In the film’s most famous scene, Mike confesses his love to Scott by a campfire off a road in Idaho. Phoenix rewrote the scene as a love confession, and he and Reeves ad-libbed the dialogue. The agony comes not just in Mike’s confession but in Scott’s reaction. Reeves plays it relaxed at first, lounging against a log by the fire while Phoenix curls further and further into himself until he is fetal. When Scott realizes what Mike is trying to say, his eyes widen, he shifts, and he sighs, flustered. “I only have sex with a guy for money,” he says. Mike replies that he knows, but Scott presses on, voice soft, “and two guys can’t love each other.”
The silence is so delicate that the crackle of the campfire is timid. Unable to look at Scott, who is staring at him, Mike mumbles “I mean, for me, I could love someone even if they didn’t pay me. I love you, and you don’t pay me.” There’s nothing Scott can say. Mike wants to kiss him, but Scott can’t kiss him. Instead, he pats the space next to him, beckons Mike closer, and holds him, brushing his hand through Mike’s hair. It’s a gesture so tender and loving that it’s equal parts comforting and eviscerating.
Duality is at the core of Scott’s character, and Reeves’ performance. Scott is warm but stoic. Cunning, and tender-hearted. He loves and doesn’t love. This can be read as duplicitous, but Reeves doesn’t play the character as deceptive. Despite his theatrics, Scott is guarded. His one real moment of vulnerability, when he says he hates his father and his upbringing, is a monologue delivered to a sleeping Mike. “My dad doesn’t know that I’m just a kid,” he says while Mike snores. He places his coat over Mike’s sleeping body and leaves. When Mike wakes in the morning, he wears Scott’s coat.
Reeves understands that Scott is not meant to be known; Scott is meant to be loved, to be longed for. His small kindnesses, the warmth of his eyes, the flustered laughter — are things to be remembered of temporary love.
Scott falls for Carmella (Chiara Caselli), an Italian farm girl they meet while searching for Mike’s mother. It’s up for interpretation whether this love is genuine or a decision Scott makes to regain access to the comfort and wealth he was raised in. His love scene with Carmella mirrors another sex scene in the film with a client named Hans. Filmed in brief shots, Reeves poses with his scene partner, mimicking still photography. The final shot of the scene with Carmella shows them embracing in bed, Carmella fast asleep. Scott, perfectly still, stares off into nothing for a moment before shutting his eyes.
He leaves Italy, taking Carmella with him. The next time Mike sees him, he’s wealthy, married, and doesn’t spare him a glance. The last time the viewer sees him, he is at his father’s burial, staring at the rowdy funeral being held across the cemetery for Bob Pigeon (William Richert), king of the hustlers, who Scott had described as his real father. Reeves’ expression is unyielding and closed off.
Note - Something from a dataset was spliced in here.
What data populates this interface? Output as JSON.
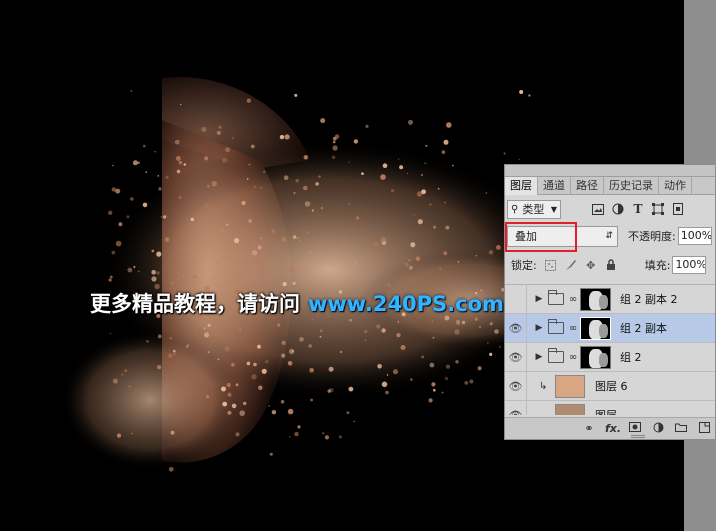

Then, Mike wakes up in Idaho. Scott’s memory becomes a relic, like the blood-stained postcard that Mike takes to the hotel in Snake River while looking for his mother. He haunts the final scene of the film the same way Mike’s mother haunts the rest of it. Mike walks along the same road in Idaho, and we remember the gossamer silence by the campfire — and the way Scott looked at him.